Step-by-step solution

Determine if the entropy increases or decreases when Hg boils at its normal boiling point.

We know that when a substance boils, it changes from liquid to vapor. Since the vapor state has a higher amount of disorder compared to the liquid state, the entropy increases during boiling.

Convert the temperature from Celsius to Kelvin.

Given that the normal boiling point of mercury is 356.7°C, we need to convert it to Kelvin before we can use it in our calculations: T = 356.7 + 273.15 = 629.85 K

Calculate the change in entropy ΔS.

Using the relationship between enthalpy of vaporization, temperature, and entropy changes: ΔH_vap = TΔS We are given ΔH_vap = 59.11 kJ/mol and have calculated T = 629.85 K. Now we can solve for ΔS: ΔS = ΔH_vap / T = 59.11 kJ/mol / 629.85 K = 0.09388 kJ/(mol·K)

Calculate the change in entropy for 2.00 mol of Hg.

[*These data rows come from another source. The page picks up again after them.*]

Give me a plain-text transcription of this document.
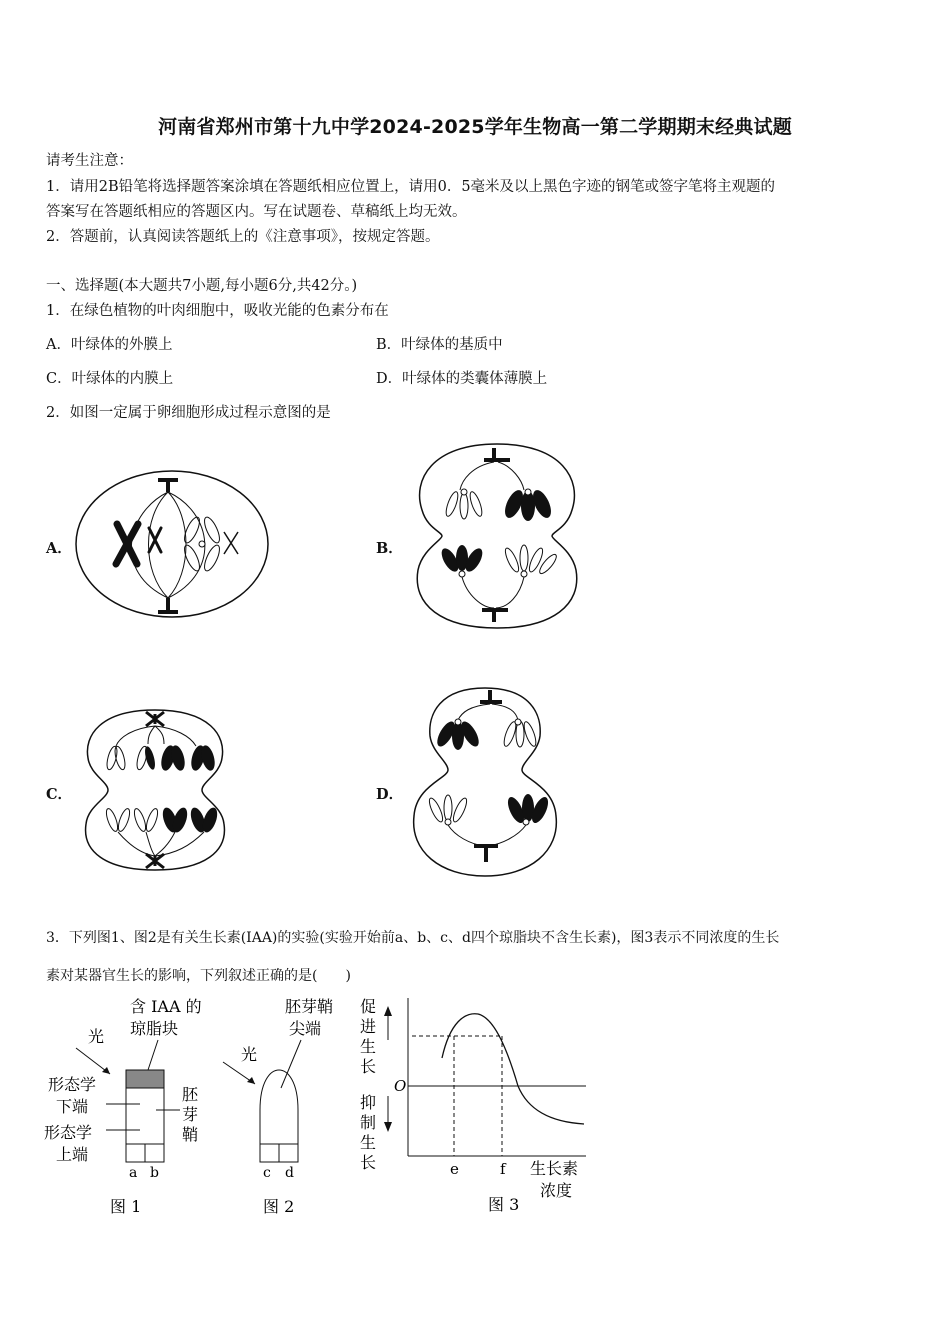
河南省郑州市第十九中学2024-2025学年生物高一第二学期期末经典试题
请考生注意：
1．请用2B铅笔将选择题答案涂填在答题纸相应位置上，请用0．5毫米及以上黑色字迹的钢笔或签字笔将主观题的
答案写在答题纸相应的答题区内。写在试题卷、草稿纸上均无效。
2．答题前，认真阅读答题纸上的《注意事项》，按规定答题。
一、选择题(本大题共7小题,每小题6分,共42分。)
1．在绿色植物的叶肉细胞中，吸收光能的色素分布在
A．叶绿体的外膜上	B．叶绿体的基质中
C．叶绿体的内膜上	D．叶绿体的类囊体薄膜上
2．如图一定属于卵细胞形成过程示意图的是
A．	B．
C．	D．
3．下列图1、图2是有关生长素(IAA)的实验(实验开始前a、b、c、d四个琼脂块不含生长素)，图3表示不同浓度的生长
素对某器官生长的影响，下列叙述正确的是(　　)
含 IAA 的
琼脂块
光
形态学
下端
形态学
上端
胚
芽
鞘
a b
图 1
胚芽鞘
尖端
光
c d
图 2
促
进
生
长
抑
制
生
长
O
e	f 生长素
浓度
图 3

Now that we have the change in entropy per mole, we can calculate the total entropy change for 2.00 mol of Hg: ΔS_total = ΔS * n = 0.09388 kJ/(mol·K) * 2.00 mol = 0.18776 kJ/K So, the value of ΔS when 2.00 mol of Hg is vaporized at 356.7°C is 0.18776 kJ/K.

Key concepts

Entropy

Entropy is a measure of the disorder or randomness in a system. When a substance changes state, such as from liquid to vapor, its entropy often changes as well. For most phase transitions from liquid to gas, entropy increases. This is because gases have more disorder than liquids due to the increased movement and spacing of the particles. In the case of mercury (Hg) boiling at 356.7°C, the transformation from the liquid phase to the vapor phase leads to higher entropy as the molecules become more spread out and move freely. It's crucial to remember:

• Entropy is denoted by the symbol ΔS.
• It is expressed in units of kJ/K or J/K.
• An increase in entropy means a system becomes more disordered.

Calculations for entropy change often involve understanding the state change and the energies involved in the process, which fits into the broader field of thermodynamics.

Enthalpy of vaporization

The enthalpy of vaporization, denoted as ΔH_vap, is the amount of energy required to convert a substance from a liquid to a gas at a constant temperature and pressure. This process is endothermic, meaning it absorbs heat from the surroundings. For mercury, the provided enthalpy of vaporization is 59.11 kJ/mol. This value is specific to mercury's normal boiling point. Key points:

• ΔH_vap is the heat absorbed during the phase transition.
• Measured in kJ/mol, it is essential for predicting how substances interact with thermal energy when boiling.
• This energy input breaks intermolecular forces, allowing molecules to move apart into a gaseous state.

Understanding enthalpy helps in calculating how much energy is needed to convert specific amounts of liquid into gas, providing insights into the energy changes associated with phase transitions.

Phase transition

Phase transitions involve changing a substance from one state (solid, liquid, gas) to another. This change involves energy exchange and leads to variations in entropy and enthalpy depending on the direction and nature of the transition. The transition of mercury from liquid to gas demonstrates a phase change where both the entropy and enthalpy are affected:

• The liquid-to-vapor transition requires input of energy (enthalpy), leading to increased disorder (entropy).
• Occurs at a characteristic temperature that defines the boiling point.
• During the phase transition, temperature remains constant, even though heat is constantly added.

In thermodynamics, understanding these transitions is crucial for analyzing how energy and matter interact under varying conditions. They form the basis of many industrial and natural processes crucial for fields ranging from chemistry to meteorology.